Home | About | Sematext search-lucene.com search-hadoop.com
 Search Hadoop and all its subprojects:

Switch to Threaded View
MapReduce, mail # user - Re: Loading file to HDFS with custom chunk structure


Copy link to this message
-
Re: Loading file to HDFS with custom chunk structure
Kaliyug Antagonist 2013-01-22, 15:12
I'm already using Cloudera SeismicHadoop and do not wish to take its track.

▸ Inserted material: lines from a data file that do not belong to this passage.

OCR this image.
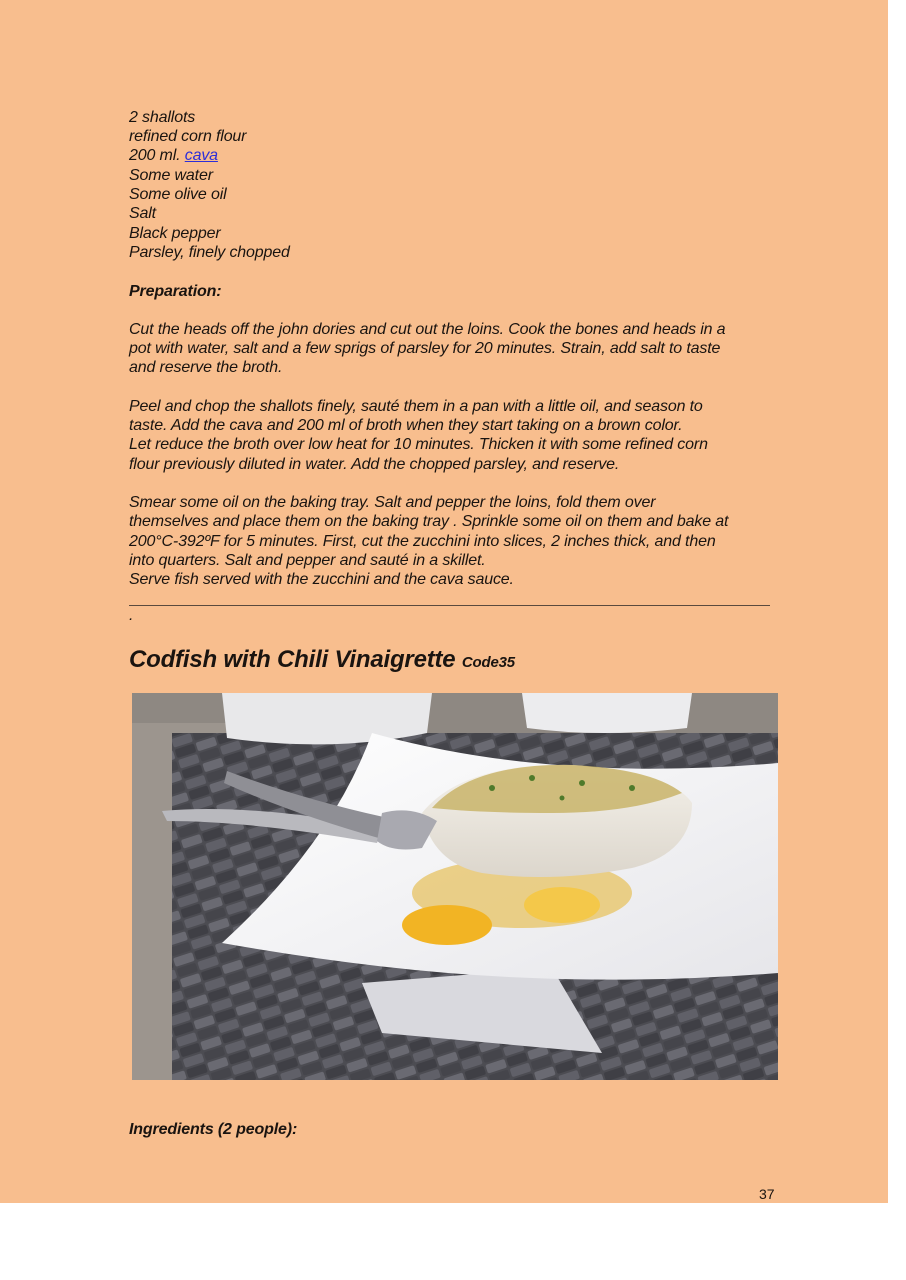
2 shallots
refined corn flour
200 ml. cava
Some water
Some olive oil
Salt
Black pepper
Parsley, finely chopped
Preparation:
Cut the heads off the john dories and cut out the loins. Cook the bones and heads in a
pot with water, salt and a few sprigs of parsley for 20 minutes. Strain, add salt to taste
and reserve the broth.
Peel and chop the shallots finely, sauté them in a pan with a little oil, and season to
taste. Add the cava and 200 ml of broth when they start taking on a brown color.
Let reduce the broth over low heat for 10 minutes. Thicken it with some refined corn
flour previously diluted in water. Add the chopped parsley, and reserve.
Smear some oil on the baking tray. Salt and pepper the loins, fold them over
themselves and place them on the baking tray . Sprinkle some oil on them and bake at
200°C-392ºF for 5 minutes. First, cut the zucchini into slices, 2 inches thick, and then
into quarters. Salt and pepper and sauté in a skillet.
Serve fish served with the zucchini and the cava sauce.
.
Codfish with Chili Vinaigrette Code35
Ingredients (2 people):
37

Suppose there is a software installed on every node that will expect a SegY
file for processing. Now, suppose I wish to call this software via Hadoop
Streaming API and expecting that the software must get a reasonably large
file for processing, I'll have to do something to pull bytes from the HDFS,
say from a SequenceFile. These bytes must have the fixed textual header +
fixed binary header + n(trace header + trace data) - how do I achieve this?
On Wed, Jan 16, 2013 at 9:26 PM, Mohammad Tariq <[EMAIL PROTECTED]> wrote:

> You might also find this link <https://github.com/cloudera/seismichadoop>useful.
>
> Warm Regards,
> Tariq
> https://mtariq.jux.com/
> cloudfront.blogspot.com
>
>
> On Wed, Jan 16, 2013 at 9:19 PM, Mohammad Tariq <[EMAIL PROTECTED]>wrote:
>
>> Since SEGY files are flat binary files, you might have a tough
>> time in dealing with them as their is no native InputFormat for
>> that. You can strip off the EBCDIC+Binary header(Initial 3600
>> Bytes) and store the SEGY file as Sequence Files, where each
>> trace (Trace Header+Trace Data) would be the value and the
>> trace no. could be the key.
>>
>> Otherwise you have to write a custom InputFormat to deal with
>> that. It would enhance the performance as well, since Sequence
>> Files are already in key-value form.
>>
>> Warm Regards,
>> Tariq
>> https://mtariq.jux.com/
>> cloudfront.blogspot.com
>>
>>
>> On Wed, Jan 16, 2013 at 9:13 PM, Mohit Anchlia <[EMAIL PROTECTED]>wrote:
>>
>>> Look at  the block size concept in Hadoop and see if that is what you
>>> are looking for
>>>
>>> Sent from my iPhone
>>>
>>> On Jan 16, 2013, at 7:31 AM, Kaliyug Antagonist <
>>> [EMAIL PROTECTED]> wrote:
>>>
>>> I want to load a SegY <http://en.wikipedia.org/wiki/SEG_Y> file onto
>>> HDFS of a 3-node Apache Hadoop cluster.
>>>
>>> To summarize, the SegY file consists of :
>>>
>>>    1. 3200 bytes *textual header*
>>>    2. 400 bytes *binary header*
>>>    3. Variable bytes *data*
>>>
>>> The 99.99% size of the file is due to the variable bytes data which is
>>> collection of thousands of contiguous traces. For any SegY file to make
>>> sense, it must have the textual header+binary header+at least one trace of
>>> data. What I want to achieve is to split a large SegY file onto the Hadoop
>>> cluster so that a smaller SegY file is available on each node for local
>>> processing.
>>>
>>> The scenario is as follows:
>>>
>>>    1. The SegY file is large in size(above 10GB) and is resting on the
>>>    local file system of the NameNode machine
>>>    2. The file is to be split on the nodes in such a way each node has
>>>    a small SegY file with a strict structure - 3200 bytes *textual
>>>    header* + 400 bytes *binary header* + variable bytes *data*As
>>>    obvious, I can't blindly use FSDataOutputStream or hadoop fs -copyFromLocal
>>>    as this may not ensure the format in which the chunks of the larger file
>>>    are required
>>>
>>> Please guide me as to how I must proceed.
>>>
>>> Thanks and regards !
>>>
>>>
>>
>